Pamplin buys more papers, including Newberg Graphic
Graphic publisher Allen Herriges doesn’t anticipate any immediate changes, but said it will be switching over to the software shared by Pamplin newspapers for various functions, including billing.
Earlier this year, the Graphic made the switch from twice-weekly Wednesday-Saturday publication to Wednesday-only publication. The paper had published on Wednesdays and Saturdays for 20 years.
“I think you will see the Newberg Graphic and all the newspapers get better,” said Herriges, who spent five years with Pamplin before assuming the helm at the Graphic six years ago. He said one early step is likely to be a redesign.
He said that Pamplin Media Group believes in employing graphic artists and putting together outstanding special sections, like the News-Register. With the Pamplin purchase, “We’re off and running,” he said.
In addition to the Graphic, Pamplin is acquiring the Canby Herald, Madras Pioneer, Molalla Pioneer, Wilsonville Spokesman and Woodburn Independent. All but Madras fall into the Portland metro sphere.
In September, Pamplin launched the Hillsboro Tribune in direct competition with the Hillsboro Argus, owned by The Oregonian. In October, The Oregonian responded by launching the Forest Grove Leader in direct competition with Pamplin’s Forest Grove News-Times. The two companies also compete head-to-head in Portland itself, where Pamplin publishes the weekly Portland Tribune.

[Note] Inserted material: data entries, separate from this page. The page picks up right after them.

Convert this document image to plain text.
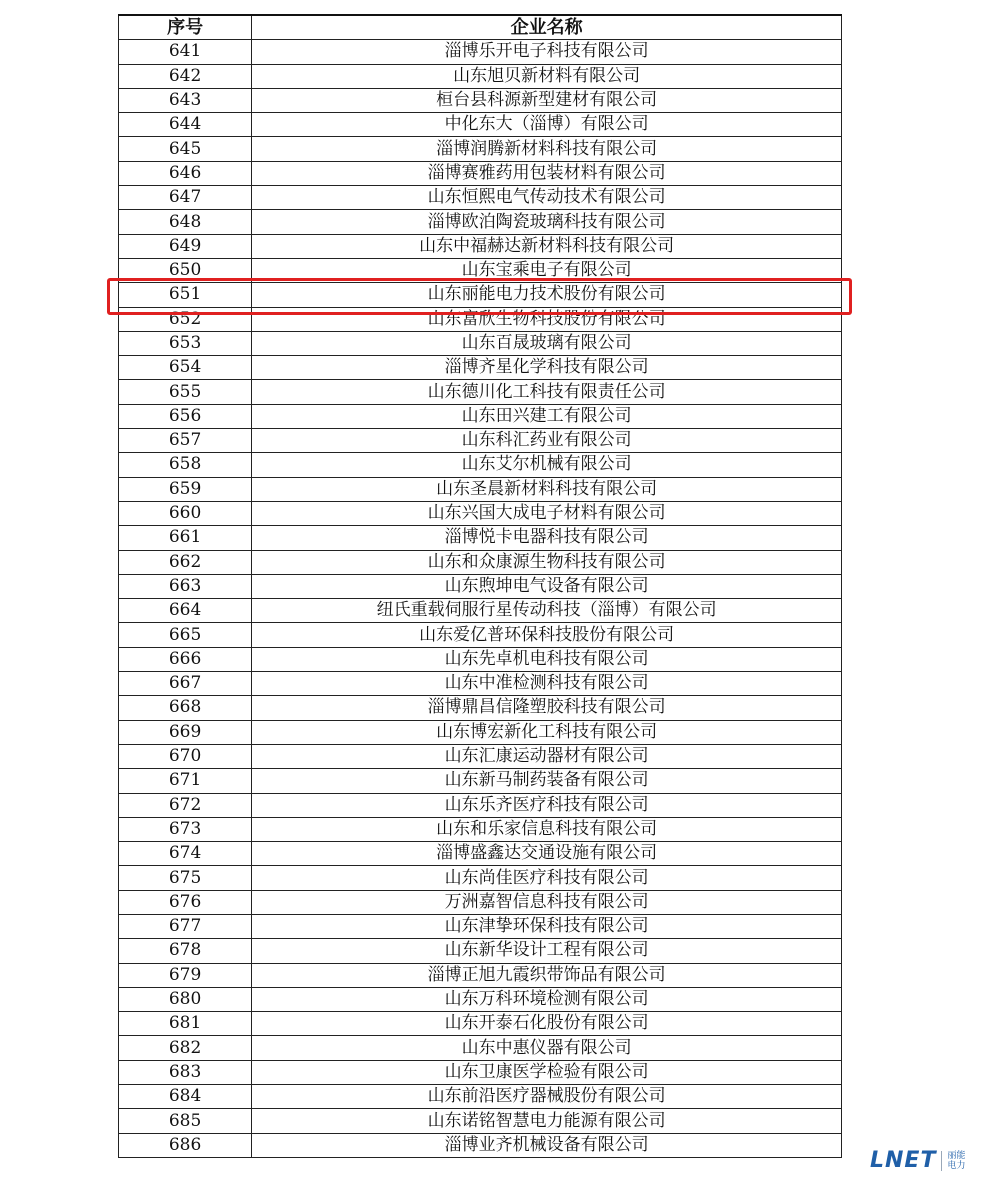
序号	企业名称
641	淄博乐开电子科技有限公司
642	山东旭贝新材料有限公司
643	桓台县科源新型建材有限公司
644	中化东大（淄博）有限公司
645	淄博润腾新材料科技有限公司
646	淄博赛雅药用包装材料有限公司
647	山东恒熙电气传动技术有限公司
648	淄博欧泊陶瓷玻璃科技有限公司
649	山东中福赫达新材料科技有限公司
650	山东宝乘电子有限公司
651	山东丽能电力技术股份有限公司
652	山东富欣生物科技股份有限公司
653	山东百晟玻璃有限公司
654	淄博齐星化学科技有限公司
655	山东德川化工科技有限责任公司
656	山东田兴建工有限公司
657	山东科汇药业有限公司
658	山东艾尔机械有限公司
659	山东圣晨新材料科技有限公司
660	山东兴国大成电子材料有限公司
661	淄博悦卡电器科技有限公司
662	山东和众康源生物科技有限公司
663	山东煦坤电气设备有限公司
664	纽氏重载伺服行星传动科技（淄博）有限公司
665	山东爱亿普环保科技股份有限公司
666	山东先卓机电科技有限公司
667	山东中准检测科技有限公司
668	淄博鼎昌信隆塑胶科技有限公司
669	山东博宏新化工科技有限公司
670	山东汇康运动器材有限公司
671	山东新马制药装备有限公司
672	山东乐齐医疗科技有限公司
673	山东和乐家信息科技有限公司
674	淄博盛鑫达交通设施有限公司
675	山东尚佳医疗科技有限公司
676	万洲嘉智信息科技有限公司
677	山东津挚环保科技有限公司
678	山东新华设计工程有限公司
679	淄博正旭九霞织带饰品有限公司
680	山东万科环境检测有限公司
681	山东开泰石化股份有限公司
682	山东中惠仪器有限公司
683	山东卫康医学检验有限公司
684	山东前沿医疗器械股份有限公司
685	山东诺铭智慧电力能源有限公司
686	淄博业齐机械设备有限公司
LNET 丽能电力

The Tribune is the Pamplin Media Group’s flagship paper. It also owns the Beaverton Valley Times, Sellwood Bee, Estacada News, Lake Oswego Review, Oregon City News, King City Regal Courier, Sandy Post, Sherwood Gazette, South County Spotlight, The Southwest Connection, West Linn Tidings, The Tigard Tualatin Times, Clackamas Review, The Gresham Outlook and Boom! Senior Life.
Pamplin Media Group is a subsidiary of R.B. Pamplin Corp., one of the largest privately owned and family managed businesses in the U.S. It encompasses subsidiaries engaged in the manufacture of a wide range of commercial and household products, including textiles, concrete, asphalt, wine, beef, berries and hazelnuts.
The 55-year-old company employs more than 4,000 people. It generates more than $600 million a year in revenue.
Former congressman Denny Smith of Salem serves as chairman for Eagle Newspapers. It continues to operate four printing plants and publish papers in The Dalles, Hood River, Dallas and Prinveville in Oregon, Grangeville in Idaho and Sunnyside, Camas, Omak and White Salmon in Washington.
Eagle was founded by Smith’s parents, Elmo and Dorothy, when they borrowed $25 to start a mimeographed weekly newspaper in Ontario in 1933. It took its name from one of its early acquisitions, the Blue Mountain Eagle in John Day, since sold to the Eastern Oregon Publishing Company.